En 1887 il crée dans les ateliers de Merton Abbey une tapisserie intitulée La Forêt qui sera présentée lors de l'exposition Arts & Crafts de 1890 et qui est aujourd'hui conservée au Victoria & Albert Museum de Londres. Cette œuvre nous paraît être symptomatique de la manière dont William Morris y travaille, poétiquement et avec une grande cohérence, l'œuvre et ce qu'elle met en œuvre. Cette tapisserie reprend la tradition de la « verdure » qui s'oppose dans la tapisserie classique aux tapisseries à personnages et reprend pour sa partie basse la tradition de composition à « mille fleurs ». Elle se structure en frise à partir d'un dense réseau végétal dans lequel nous retrouvons le motif de la feuille d'acanthe cher à William Morris. Au cœur de ce all-over végétal, sont placées cinq figures d'animaux et d'oiseaux issues d'études de Philip Webb. Au-dessus d'eux, deux bannières permettent d'y inscrire ce vers de William Morris :
« The Beasts that be
In wood and waste45. »
Preuve de la cohérence singulière de l'œuvre de William Morris mais aussi de la complexité de ses jeux de renvois, les vers de cette tapisserie seront publiés en 1891 dans les Poèmes sur le chemin qu'il édite à la Kelmscott Press46. Le chapitre XXXV s'intitule Poèmes pour des images qui peut se lire à la fois comme des images poétiques mais aussi comme des références aux images qu'il a conçues. Nous y retrouvons dans un poème intitulé Le Lion47 les vers présents dans la tapisserie.

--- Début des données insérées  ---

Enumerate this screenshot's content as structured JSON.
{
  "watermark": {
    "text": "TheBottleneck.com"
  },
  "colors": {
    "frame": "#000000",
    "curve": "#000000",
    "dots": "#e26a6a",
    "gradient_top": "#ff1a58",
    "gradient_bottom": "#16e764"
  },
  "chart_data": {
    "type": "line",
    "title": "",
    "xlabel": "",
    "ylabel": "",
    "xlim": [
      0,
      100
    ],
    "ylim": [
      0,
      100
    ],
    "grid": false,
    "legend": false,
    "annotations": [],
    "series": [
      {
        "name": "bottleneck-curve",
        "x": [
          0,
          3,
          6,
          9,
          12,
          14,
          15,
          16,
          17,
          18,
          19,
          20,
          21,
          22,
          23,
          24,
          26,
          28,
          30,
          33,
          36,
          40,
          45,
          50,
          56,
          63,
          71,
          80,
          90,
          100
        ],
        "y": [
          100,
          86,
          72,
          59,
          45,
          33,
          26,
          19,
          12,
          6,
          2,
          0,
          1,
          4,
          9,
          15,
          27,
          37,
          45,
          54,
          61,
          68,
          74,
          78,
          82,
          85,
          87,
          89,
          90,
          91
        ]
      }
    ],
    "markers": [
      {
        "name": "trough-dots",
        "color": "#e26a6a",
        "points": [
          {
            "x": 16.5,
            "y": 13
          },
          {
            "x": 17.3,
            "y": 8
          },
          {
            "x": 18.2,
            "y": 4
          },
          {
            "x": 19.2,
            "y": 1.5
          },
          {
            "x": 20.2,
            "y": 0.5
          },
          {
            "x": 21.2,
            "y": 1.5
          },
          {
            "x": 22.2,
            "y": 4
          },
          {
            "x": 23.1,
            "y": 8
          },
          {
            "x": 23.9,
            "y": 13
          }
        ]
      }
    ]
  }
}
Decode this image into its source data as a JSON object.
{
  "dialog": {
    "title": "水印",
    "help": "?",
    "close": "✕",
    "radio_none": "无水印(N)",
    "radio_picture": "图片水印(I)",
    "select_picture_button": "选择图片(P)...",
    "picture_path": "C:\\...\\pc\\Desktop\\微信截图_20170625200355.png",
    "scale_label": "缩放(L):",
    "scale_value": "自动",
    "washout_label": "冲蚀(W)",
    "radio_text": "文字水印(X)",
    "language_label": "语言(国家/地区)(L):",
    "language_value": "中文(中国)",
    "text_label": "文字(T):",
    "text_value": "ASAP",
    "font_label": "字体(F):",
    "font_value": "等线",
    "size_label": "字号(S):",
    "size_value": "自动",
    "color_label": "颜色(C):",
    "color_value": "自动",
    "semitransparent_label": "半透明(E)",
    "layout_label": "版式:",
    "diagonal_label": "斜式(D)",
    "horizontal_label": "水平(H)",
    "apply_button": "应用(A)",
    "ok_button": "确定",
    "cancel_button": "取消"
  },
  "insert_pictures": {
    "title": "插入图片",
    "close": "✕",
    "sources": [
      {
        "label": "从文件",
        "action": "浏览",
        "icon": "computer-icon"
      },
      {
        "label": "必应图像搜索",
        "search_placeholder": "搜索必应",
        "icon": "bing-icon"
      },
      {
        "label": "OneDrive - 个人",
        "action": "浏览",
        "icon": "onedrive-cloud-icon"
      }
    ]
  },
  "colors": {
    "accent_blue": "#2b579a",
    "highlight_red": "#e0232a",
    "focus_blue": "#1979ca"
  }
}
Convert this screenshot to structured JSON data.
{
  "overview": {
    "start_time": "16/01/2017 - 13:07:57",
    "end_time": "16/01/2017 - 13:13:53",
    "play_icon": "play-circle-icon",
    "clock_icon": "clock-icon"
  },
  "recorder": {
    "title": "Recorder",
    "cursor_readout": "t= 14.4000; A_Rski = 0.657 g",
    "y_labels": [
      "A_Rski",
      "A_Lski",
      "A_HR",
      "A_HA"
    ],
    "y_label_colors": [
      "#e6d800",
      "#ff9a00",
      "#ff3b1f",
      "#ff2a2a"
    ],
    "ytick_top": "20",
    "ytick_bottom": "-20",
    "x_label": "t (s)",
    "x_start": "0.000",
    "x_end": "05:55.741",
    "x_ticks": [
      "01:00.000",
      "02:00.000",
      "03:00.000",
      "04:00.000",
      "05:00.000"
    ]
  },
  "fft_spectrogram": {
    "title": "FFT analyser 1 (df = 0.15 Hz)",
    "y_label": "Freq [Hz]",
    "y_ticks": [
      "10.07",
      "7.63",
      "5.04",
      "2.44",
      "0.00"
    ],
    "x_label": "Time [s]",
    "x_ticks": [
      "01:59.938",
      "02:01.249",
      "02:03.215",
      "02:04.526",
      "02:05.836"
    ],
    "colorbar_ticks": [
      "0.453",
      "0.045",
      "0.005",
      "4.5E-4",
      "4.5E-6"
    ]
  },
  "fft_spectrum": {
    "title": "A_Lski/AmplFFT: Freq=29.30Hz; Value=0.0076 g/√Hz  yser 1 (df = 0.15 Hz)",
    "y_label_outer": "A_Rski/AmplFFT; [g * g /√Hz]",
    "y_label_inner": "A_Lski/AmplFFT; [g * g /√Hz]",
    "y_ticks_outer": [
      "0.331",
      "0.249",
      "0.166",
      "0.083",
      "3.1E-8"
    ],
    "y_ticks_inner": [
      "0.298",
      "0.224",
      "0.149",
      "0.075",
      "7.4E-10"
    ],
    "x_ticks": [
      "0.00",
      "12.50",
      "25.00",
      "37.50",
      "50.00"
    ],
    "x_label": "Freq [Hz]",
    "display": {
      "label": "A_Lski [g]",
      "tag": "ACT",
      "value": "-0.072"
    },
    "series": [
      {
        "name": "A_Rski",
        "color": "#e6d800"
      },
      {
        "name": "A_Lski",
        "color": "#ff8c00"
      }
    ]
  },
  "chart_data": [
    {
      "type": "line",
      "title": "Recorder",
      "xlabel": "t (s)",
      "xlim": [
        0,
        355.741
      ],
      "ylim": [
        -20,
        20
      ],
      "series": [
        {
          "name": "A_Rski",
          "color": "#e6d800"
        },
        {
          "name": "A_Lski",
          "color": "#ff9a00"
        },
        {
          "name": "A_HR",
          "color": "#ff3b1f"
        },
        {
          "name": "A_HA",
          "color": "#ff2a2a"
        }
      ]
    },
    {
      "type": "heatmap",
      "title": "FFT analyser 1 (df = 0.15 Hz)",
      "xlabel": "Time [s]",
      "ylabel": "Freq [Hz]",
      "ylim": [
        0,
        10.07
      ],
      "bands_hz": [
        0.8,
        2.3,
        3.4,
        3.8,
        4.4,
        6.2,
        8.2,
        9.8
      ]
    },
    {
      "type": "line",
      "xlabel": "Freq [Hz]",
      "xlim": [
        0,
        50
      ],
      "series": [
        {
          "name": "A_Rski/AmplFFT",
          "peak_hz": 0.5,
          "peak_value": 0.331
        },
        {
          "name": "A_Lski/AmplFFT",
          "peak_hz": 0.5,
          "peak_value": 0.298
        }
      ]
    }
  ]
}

Ces vers font de la forêt le lieu des bêtes mais aussi celui de la perte. La nature menacée par les productions humaines est le lieu du déchet dans le sens de la déchéance : waste. Notons par ailleurs que cette nature, défaite dans les mots, est re-tissée, reprisée par l'image en une mythique, inaltérable et inviolable forêt. Nous trouvons ici un exemple du rôle à la fois réparateur et transformateur que William Morris attribue à l'art vis-à-vis du vivant. Cette réparation opérée par l'artiste-artisan est évoquée dans la même série de poèmes, dans les vers de La Forêt : un poème qui porte donc le même titre que la tapisserie de 1887. Il y écrit à propos du poirier :
« By woodman's edge I faint and fail
By craftsman's edge I tell the tale48 . »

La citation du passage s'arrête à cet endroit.